My views on China, or, to be precise, on the Chinese government, are very strong. In general, I consider myself to be very tolerant and open-minded, but there are some exceptions. I cannot maintain this approach regarding a system which itself is the opposite of tolerant and open-minded. Nothing, I say nothing ever, justifies the oppressions, repressions, abuses, violence, lack of freedom of speech and lack of respect for basic human rights.

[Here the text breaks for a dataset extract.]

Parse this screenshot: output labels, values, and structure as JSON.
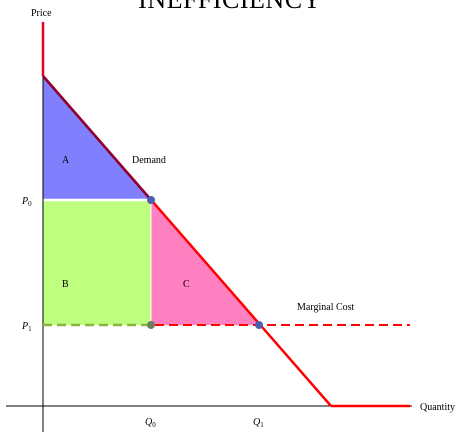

Today I read the news (in the Western newspaper, which, according to my colleague who defends China saying that it needs to have this ‚strict’ rule to maintain order and lead the country to a happy future democracy.. honestly I didn’t know whether to cry or laugh; eventually we ended up having some massive arguments on that) saying that the Chinese government officially stated that one of the monks is responsible for the death of the other one, who set himself on fire in protest to the government politics and as a voice for free Tibet. But the official truth is that his friend is responsible for his death. I can’t accept it.

It is so difficult to do anything about it. Sadly, we are all dependent on China due to its economical power. This is a mad, mad world. I’ve recently read this quote on my friend’s facebook wall and I find it so true: „This is the story of the world’s economic crisis ‚… The story about us, people being persuaded to spend money we don’t have, on things we don’t need, to create impressions that won’t last, on people we don’t care about.”

Sad. True. What to do? I believe, no matter how idealist it sounds, that the most important is to try to resist this craze. Remember what really matters to you and be faithful to your moral hierarchy. It’s hard, sometimes. I really hope that the prisoners in China don’t lose hope and know that they have lots of support in the world.


I

I follow and support the actions of Ai Weiwei from the moment I’ve heard about him, and when I saw the sunflower seeds installation in Tate Modern for the first time, I knew it was going to be something. Ai’s works are so meaningful. I do believe that the Chinese government is not able to break him. They didn’t manage when they took him to prison for 3 months and the whole world didn’t know where he was (oh but of course, the whole world kept buying goods from China and exchanging smiles at political meetings). He left the prison, officially „behaved well” but this „good behaviour”, which theoretically followed the government line, was in fact even more powerful and strong in its impact than any protest. And then he went on Twitter, which they forbade him to do. Ai Weiwei is great. Fingers crossed, that he will find a way to come to Europe. Well, he can.. but after signing a document saying that he will never come back to China. And he doesn’t want to sign it. I really do admire him.